Aguinaldo: sei que sua pergunta reclama uma resposta ao problema da liberdade e responsabilidade moral, um problema cuja melhor solução você acredita que é Kant quem dá. Eu, sinceramente, sou uma vacilante ainda quanto a esse ponto.
Veja bem, no fundo, não acho que você sente paixão por um time de futebol (e não é qualquer time rsr) à revelia de sua vontade, mas sim de suas paixões, o que, segundo Hume, não são a mesma coisa. Ao contrário, seguindo os passos de Hume, você estaria determinado a querer isso pela sua própria vontade e não à revelia dela. Quer dizer, sua vontade quer isso (admito que isso soa bem esquisito e que vou ter de pensar mais, pois acho que me meti numa sinuca de bico). Se algo ocorre à sua revelia (à revelia do homem Aguinaldo) são suas paixões frente a esse objeto chamado Inter, que, nesse caso, são paixões violentas e não paixões calmas ─ distinção crucial que não considerei em meu comentário anterior, assim como a distinção entre paixões fortes e fracas. Eu não queria (e continuo não querendo) entrar nessa complexa dinâmica das paixões. Gostaria apenas de lembrar que aquilo que entendemos por razão, no domínio das questões de fato, para Hume, não passa de uma paixão calma.
E, talvez, para acalmar os ânimos dos defensores da liberdade (e eu me incluo aqui, pois o meu também se exalta, principalmente quando estou violentamente apaixonada), Hume diria que “o que se chama de firmeza de caráter implica o predomínio das paixões calmas sobre as violentas” (T 2.3.3), e daí a possibilidade de regularmos nossa conduta de modo a agirmos moralmente ─ já que a moral humeana, bem entendida, repousa, em última instância, na natureza humana, em seus sentimentos de aprovação e censura, prazer e dor, quer dizer, repousa nas paixões que sentimos diante de certas ações, comportamentos, inclinações ou, digamos assim, objetos.
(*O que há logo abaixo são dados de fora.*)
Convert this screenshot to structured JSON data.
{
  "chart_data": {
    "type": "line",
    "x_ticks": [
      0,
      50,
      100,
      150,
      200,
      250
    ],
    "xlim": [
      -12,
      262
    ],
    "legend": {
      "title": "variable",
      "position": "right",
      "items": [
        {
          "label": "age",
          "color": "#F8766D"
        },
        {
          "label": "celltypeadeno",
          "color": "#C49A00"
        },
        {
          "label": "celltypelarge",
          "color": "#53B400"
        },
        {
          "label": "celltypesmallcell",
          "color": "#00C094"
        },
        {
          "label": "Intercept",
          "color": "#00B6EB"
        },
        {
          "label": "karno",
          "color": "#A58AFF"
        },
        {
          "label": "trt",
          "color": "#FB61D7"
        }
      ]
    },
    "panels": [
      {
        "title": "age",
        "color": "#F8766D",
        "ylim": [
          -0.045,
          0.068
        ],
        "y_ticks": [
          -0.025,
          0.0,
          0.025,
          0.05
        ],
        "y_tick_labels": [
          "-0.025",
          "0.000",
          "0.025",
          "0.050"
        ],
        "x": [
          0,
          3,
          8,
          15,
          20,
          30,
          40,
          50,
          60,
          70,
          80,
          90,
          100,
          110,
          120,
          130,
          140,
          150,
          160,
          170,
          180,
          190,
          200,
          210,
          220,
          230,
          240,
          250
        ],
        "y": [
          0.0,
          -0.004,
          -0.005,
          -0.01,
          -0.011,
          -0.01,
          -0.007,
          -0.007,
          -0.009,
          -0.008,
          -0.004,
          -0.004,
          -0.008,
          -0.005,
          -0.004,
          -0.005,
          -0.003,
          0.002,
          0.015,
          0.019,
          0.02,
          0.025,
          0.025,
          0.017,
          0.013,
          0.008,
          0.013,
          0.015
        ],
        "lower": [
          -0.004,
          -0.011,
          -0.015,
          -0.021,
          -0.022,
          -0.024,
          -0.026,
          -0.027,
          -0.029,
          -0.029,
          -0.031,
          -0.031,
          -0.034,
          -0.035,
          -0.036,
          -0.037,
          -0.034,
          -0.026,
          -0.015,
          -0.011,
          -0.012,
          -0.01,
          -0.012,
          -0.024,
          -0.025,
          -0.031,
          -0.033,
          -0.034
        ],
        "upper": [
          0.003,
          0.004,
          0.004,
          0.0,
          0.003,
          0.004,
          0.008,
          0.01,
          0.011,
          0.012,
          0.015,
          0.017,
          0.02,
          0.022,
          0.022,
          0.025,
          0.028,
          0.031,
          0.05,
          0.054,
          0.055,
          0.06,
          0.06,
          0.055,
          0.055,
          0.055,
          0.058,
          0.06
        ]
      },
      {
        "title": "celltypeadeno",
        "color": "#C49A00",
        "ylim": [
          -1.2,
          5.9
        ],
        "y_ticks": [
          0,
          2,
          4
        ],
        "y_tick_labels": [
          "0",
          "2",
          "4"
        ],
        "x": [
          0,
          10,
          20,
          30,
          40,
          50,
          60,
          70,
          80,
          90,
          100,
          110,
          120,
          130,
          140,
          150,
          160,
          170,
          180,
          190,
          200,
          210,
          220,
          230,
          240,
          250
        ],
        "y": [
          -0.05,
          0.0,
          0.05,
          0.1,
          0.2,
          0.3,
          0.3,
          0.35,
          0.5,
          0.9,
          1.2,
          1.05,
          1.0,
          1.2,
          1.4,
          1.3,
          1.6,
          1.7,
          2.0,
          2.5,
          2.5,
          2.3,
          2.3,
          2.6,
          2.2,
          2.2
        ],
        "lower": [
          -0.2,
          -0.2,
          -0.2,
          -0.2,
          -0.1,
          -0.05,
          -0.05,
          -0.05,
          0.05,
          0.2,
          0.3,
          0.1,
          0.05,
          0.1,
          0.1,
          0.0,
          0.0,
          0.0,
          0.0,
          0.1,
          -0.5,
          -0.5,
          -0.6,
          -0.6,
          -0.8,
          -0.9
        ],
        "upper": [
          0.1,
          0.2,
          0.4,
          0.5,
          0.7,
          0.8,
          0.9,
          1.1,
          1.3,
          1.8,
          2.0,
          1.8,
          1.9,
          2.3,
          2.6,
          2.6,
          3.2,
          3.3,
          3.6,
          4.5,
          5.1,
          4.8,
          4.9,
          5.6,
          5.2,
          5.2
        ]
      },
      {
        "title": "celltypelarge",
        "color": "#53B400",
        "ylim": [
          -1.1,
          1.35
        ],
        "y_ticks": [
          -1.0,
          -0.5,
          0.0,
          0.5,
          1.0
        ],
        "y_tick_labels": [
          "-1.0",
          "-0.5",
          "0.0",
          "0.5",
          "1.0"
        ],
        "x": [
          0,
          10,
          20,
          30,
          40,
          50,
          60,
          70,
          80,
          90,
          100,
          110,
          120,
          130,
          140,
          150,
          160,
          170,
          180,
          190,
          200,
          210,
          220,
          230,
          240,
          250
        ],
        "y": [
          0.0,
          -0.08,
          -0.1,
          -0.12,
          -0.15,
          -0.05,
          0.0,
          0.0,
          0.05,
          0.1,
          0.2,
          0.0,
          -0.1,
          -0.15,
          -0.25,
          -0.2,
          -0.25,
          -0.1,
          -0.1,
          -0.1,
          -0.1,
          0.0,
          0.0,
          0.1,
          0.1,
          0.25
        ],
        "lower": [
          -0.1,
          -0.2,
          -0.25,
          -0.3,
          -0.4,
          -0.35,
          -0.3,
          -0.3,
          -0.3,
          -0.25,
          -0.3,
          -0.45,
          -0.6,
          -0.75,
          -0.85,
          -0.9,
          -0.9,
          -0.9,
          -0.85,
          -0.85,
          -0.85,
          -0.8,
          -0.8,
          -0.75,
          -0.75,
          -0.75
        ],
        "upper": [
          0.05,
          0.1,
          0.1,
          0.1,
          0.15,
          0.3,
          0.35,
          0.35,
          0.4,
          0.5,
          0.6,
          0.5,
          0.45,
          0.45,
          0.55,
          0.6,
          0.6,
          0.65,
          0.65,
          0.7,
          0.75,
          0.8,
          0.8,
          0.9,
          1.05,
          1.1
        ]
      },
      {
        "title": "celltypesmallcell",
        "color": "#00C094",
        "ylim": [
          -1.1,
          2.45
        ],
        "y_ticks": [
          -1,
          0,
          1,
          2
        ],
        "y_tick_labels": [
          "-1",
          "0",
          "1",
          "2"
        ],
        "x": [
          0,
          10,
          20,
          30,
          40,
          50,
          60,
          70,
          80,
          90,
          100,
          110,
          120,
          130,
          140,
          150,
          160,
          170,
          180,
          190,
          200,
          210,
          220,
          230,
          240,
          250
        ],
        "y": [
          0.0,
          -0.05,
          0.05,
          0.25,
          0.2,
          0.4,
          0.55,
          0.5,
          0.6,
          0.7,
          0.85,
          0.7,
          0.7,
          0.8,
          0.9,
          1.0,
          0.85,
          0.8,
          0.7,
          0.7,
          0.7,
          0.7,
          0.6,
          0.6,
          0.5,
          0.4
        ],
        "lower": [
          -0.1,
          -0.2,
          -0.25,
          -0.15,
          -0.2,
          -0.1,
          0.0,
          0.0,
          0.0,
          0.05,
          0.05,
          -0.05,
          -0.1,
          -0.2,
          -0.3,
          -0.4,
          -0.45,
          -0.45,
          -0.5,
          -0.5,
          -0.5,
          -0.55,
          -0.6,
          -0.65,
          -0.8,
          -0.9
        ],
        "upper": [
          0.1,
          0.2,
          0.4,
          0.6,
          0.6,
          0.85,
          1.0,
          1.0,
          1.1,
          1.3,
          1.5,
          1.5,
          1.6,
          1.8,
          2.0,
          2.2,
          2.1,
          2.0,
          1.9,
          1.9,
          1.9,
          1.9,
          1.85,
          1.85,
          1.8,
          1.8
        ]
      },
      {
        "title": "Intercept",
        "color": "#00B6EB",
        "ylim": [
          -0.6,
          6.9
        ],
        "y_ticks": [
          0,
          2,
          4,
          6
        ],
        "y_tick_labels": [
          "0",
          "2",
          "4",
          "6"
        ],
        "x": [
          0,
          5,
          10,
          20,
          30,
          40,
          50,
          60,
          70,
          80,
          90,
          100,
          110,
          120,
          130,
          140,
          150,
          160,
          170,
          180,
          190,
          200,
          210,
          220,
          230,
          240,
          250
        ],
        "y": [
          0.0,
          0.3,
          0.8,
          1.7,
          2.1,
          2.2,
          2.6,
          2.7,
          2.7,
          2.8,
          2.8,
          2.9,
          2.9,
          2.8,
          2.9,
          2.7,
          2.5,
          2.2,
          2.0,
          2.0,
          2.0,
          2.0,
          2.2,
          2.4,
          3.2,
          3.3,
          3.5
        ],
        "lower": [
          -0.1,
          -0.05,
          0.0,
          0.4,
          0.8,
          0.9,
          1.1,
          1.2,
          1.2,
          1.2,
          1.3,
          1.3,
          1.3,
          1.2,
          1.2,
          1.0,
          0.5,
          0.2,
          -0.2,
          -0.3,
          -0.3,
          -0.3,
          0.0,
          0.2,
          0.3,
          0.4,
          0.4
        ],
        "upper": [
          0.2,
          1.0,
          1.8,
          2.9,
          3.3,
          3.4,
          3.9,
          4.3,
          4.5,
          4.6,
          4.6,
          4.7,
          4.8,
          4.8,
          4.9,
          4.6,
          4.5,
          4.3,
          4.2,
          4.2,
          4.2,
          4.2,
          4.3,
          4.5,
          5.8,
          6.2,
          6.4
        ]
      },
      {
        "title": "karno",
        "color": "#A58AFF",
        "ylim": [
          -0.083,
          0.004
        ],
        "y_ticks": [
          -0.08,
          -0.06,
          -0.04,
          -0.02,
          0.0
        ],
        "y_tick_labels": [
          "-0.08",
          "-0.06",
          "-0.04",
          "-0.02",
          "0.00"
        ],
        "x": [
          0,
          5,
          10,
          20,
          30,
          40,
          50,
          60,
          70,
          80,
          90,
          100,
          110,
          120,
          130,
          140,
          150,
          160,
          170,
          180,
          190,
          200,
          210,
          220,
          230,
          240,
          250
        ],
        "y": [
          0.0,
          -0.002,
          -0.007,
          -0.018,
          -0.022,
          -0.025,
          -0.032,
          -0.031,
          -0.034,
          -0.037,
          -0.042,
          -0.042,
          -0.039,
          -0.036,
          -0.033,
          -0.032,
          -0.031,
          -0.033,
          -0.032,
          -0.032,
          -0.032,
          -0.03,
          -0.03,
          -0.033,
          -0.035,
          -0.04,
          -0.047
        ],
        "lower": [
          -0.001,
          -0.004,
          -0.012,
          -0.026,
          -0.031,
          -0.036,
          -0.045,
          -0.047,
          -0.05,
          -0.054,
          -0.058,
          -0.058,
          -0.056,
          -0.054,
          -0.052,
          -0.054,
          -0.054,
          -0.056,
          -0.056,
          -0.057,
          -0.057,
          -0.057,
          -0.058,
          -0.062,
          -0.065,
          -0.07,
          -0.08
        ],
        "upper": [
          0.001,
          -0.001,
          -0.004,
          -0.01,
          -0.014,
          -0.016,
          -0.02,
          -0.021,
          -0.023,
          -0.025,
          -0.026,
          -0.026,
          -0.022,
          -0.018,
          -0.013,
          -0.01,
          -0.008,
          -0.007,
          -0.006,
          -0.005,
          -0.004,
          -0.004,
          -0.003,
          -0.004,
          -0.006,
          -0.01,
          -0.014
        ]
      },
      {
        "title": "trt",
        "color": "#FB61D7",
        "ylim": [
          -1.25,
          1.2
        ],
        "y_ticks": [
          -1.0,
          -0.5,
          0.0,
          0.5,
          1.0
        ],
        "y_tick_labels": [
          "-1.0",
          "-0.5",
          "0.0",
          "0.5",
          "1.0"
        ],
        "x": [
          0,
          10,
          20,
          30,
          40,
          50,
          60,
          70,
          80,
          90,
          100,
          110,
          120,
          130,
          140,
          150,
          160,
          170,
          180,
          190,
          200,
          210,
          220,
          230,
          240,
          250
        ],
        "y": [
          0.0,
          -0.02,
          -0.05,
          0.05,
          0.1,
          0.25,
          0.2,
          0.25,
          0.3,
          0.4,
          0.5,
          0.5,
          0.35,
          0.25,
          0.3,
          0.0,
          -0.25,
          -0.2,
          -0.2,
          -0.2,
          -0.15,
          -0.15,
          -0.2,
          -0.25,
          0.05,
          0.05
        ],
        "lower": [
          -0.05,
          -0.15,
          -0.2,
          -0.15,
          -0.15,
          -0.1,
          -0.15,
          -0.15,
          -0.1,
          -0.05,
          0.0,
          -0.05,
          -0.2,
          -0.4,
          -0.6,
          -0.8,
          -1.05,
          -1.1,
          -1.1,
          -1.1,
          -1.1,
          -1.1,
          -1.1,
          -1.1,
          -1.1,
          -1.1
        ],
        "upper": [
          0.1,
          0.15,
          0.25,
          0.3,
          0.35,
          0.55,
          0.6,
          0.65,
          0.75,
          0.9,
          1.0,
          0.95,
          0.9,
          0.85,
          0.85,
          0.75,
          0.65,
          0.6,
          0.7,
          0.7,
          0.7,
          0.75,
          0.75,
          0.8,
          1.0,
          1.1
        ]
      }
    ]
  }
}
Diga-me, você torce pelo Inter à revelia de sua vontade? Você não quer torcer pelo Inter? Desculpe-me perguntar, não quero de modo algum ferir seus sentimentos (ou suas paixões) com minhas perguntas, mas, investiguemos... por que, então, você não passa agora a torcer para outro time de futebol? Nem é preciso que você traia seu Estado. Por que você não exerce a autonomia de sua vontade e a determina a torcer, a partir de então, pelo Grêmio (ai... calma... sorry)? Você não quer torcer pelo Grêmio? Faltam-lhe boas razões para isso? Ou será que lhe faltam paixões? Sua vontade não é livre para querer diferentemente? Onde está, ao menos nesse caso, a sua autonomia volitiva?
Ai, que dúvidas atrozes! Minha vontade é ou não livre? Eu posso ou não querer diferentemente do que quero? Ai, como eu sofro... shuiff!